Kini bulu romaku menegang. Semua yang dikatakannya itu benar. Darimana ia mengethaui semuanya tentangku? Diam-diam aku tertarik bicara dengannya.
Dia menatapku. Ketika kualihkan pandanganku pada botol anggur di depanku, ia menggeser botol itu ke depannya, lalu mengambil paksa gelas yang ada di tanganku. Menuangkan bir ke dalamnya. Ia meneguknya. Kuperhatikan saja tingkahnya yang semakin aneh. Benar-benar sinting.
“Saya tahu kau makin tak mempercayaiku.” Tiba-tiba telponnya berdering … Ia meraba sakunya, mengeluarkan sebuah benda berukuran Hp Nokia biasa tapi berbentuk aneh. Berbentuk tengkorak. Lalu usai bicara sekitar dua menit dengan seseorang di seberang sana, ia bergegas meneguk sisa bir di gelasnya sambil berdiri.
“Hei, jangan bengong. Pergilah ke rumahmu. Istrimu mencemaskanmu saat ini. Lalu besok pagi, tanyalah tetangga-tetanggamu. Ini telpon dari atasanku untuk mencabut nyawa Mosez, calon bupati kabupaten Nabire nomor urut empat itu.”
Lelaki sinting itu pergi meninggalkanku yang bingung dan tertawa kecil-kecil, menertawai ketololannya itu.
***
“Mikael, kau dengar soal kematian itu?” Keesokan harinya, sobat karibku yang anggota partai pohon beringin itu bertanya padaku dari seberang sana.
“Belum. Kematian apa, siapa yang meninggal?”
“Itu, pimpinan partai kami, Mosez, yang calon bupati Nabire itu. Tadi malam sekitar jam dua subuh dia meninggal karena serangan jantung, jatuh dari lantai dua, jatuh melalui anak-anak tangga hingga terhempas tak bernyawa di lantai satu.”
“Tuhann …” Lelaki itu langsung tergambar di depanku. Matanya yang merah. Bau alkohol yang menyegat. Pakaiannya yang terlalu rapih dan harum. Potongan badannya yang biasa-biasa saja tapi kekar dan berotot.

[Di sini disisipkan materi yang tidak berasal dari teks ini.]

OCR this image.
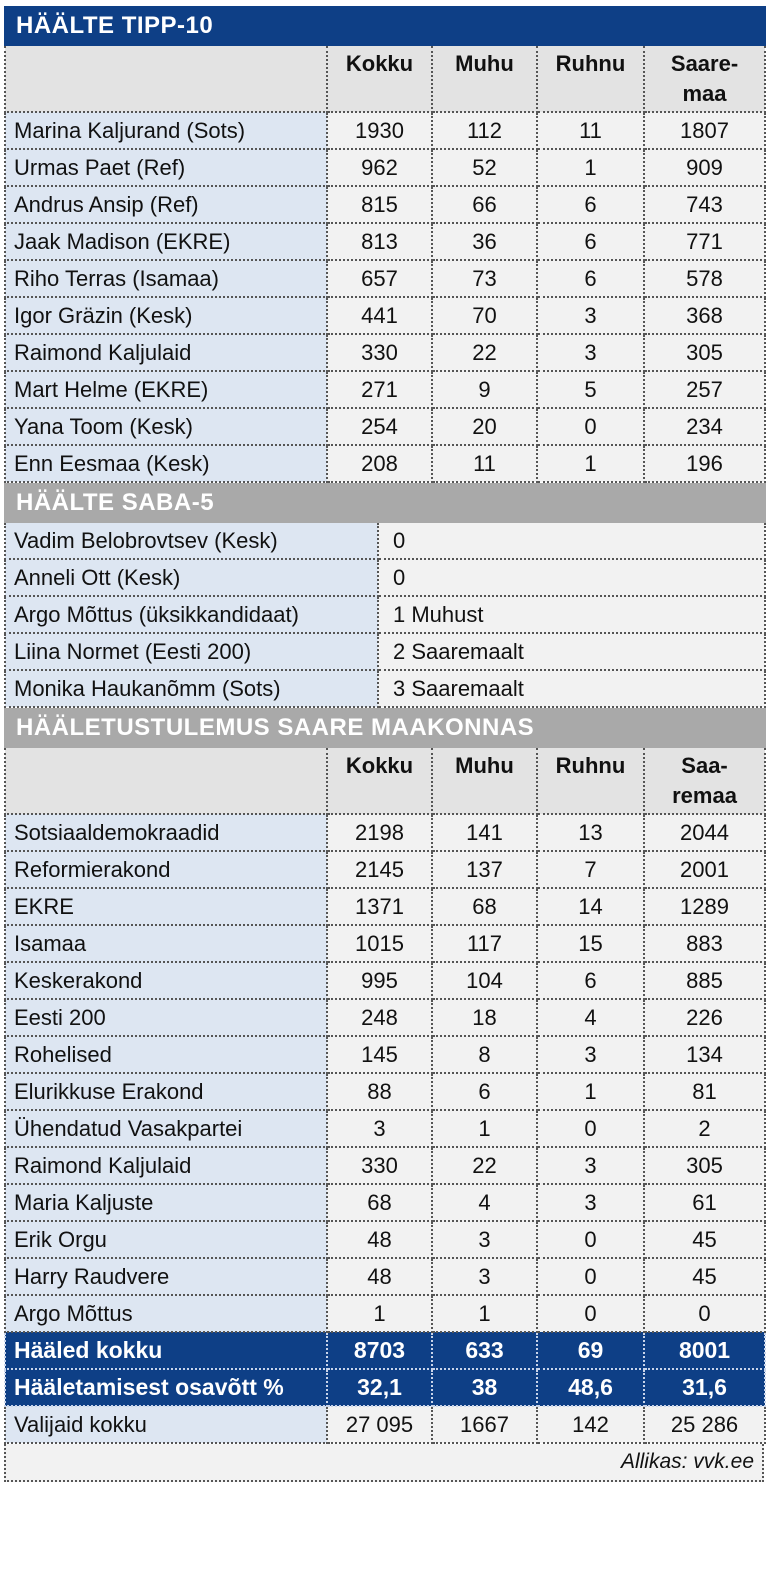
HÄÄLTE TIPP-10				
	Kokku	Muhu	Ruhnu	Saare-
maa
Marina Kaljurand (Sots)	1930	112	11	1807
Urmas Paet (Ref)	962	52	1	909
Andrus Ansip (Ref)	815	66	6	743
Jaak Madison (EKRE)	813	36	6	771
Riho Terras (Isamaa)	657	73	6	578
Igor Gräzin (Kesk)	441	70	3	368
Raimond Kaljulaid	330	22	3	305
Mart Helme (EKRE)	271	9	5	257
Yana Toom (Kesk)	254	20	0	234
Enn Eesmaa (Kesk)	208	11	1	196
HÄÄLTE SABA-5	
Vadim Belobrovtsev (Kesk)	0
Anneli Ott (Kesk)	0
Argo Mõttus (üksikkandidaat)	1 Muhust
Liina Normet (Eesti 200)	2 Saaremaalt
Monika Haukanõmm (Sots)	3 Saaremaalt
HÄÄLETUSTULEMUS SAARE MAAKONNAS				
	Kokku	Muhu	Ruhnu	Saa-
remaa
Sotsiaaldemokraadid	2198	141	13	2044
Reformierakond	2145	137	7	2001
EKRE	1371	68	14	1289
Isamaa	1015	117	15	883
Keskerakond	995	104	6	885
Eesti 200	248	18	4	226
Rohelised	145	8	3	134
Elurikkuse Erakond	88	6	1	81
Ühendatud Vasakpartei	3	1	0	2
Raimond Kaljulaid	330	22	3	305
Maria Kaljuste	68	4	3	61
Erik Orgu	48	3	0	45
Harry Raudvere	48	3	0	45
Argo Mõttus	1	1	0	0
Hääled kokku	8703	633	69	8001
Hääletamisest osavõtt %	32,1	38	48,6	31,6
Valijaid kokku	27 095	1667	142	25 286
Allikas: vvk.ee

Sorot matanya yang tajam di balik beberapa helai gimbal rambutnya yang melingkar ke depan menutupi jidatnya. Hidungnya yang mancung. Caranya mengaku kalau dia adalah Lucifer, malaikat pencabut nyawa itu. Lalu terakhir, Hp tengkorak dan telponnya usai berpisah itu …
Tubuhku merinding membayangkannya. Buru-buru telpon kututup setelah satu-dua kata dengannya.
***
Di cafe yang lain dekat Universitas Satya Wiyata Mandala Nabire, saya sedang meneguk bir, entah gelas keberapa, saat itu Lusifer muncul. Ia berada di depanku tiba-tiba saja, tanpa saya sadari. Lalu ia duduk bersebelahan denganku.
“Bagaimana kabarmu?” Ia bertanya padaku. Kali ini aku ketakutan.
“Ssstt! Jangan takut. Belum sampai waktunya kucabut nyawamu,” ia tersenyum kecil, enteng, benar-benar lepas, tanpa ada secuil beban dalam nada bicaranya.
“Kau jangan minta kuambil nyawamu cepat-cepat. Umurmu masih panjang,” ia memandangku dengan tatapan iba padaku. Diambilnya bir di hadapanku, lalu gelas yang di tanganku dirampasnya juga.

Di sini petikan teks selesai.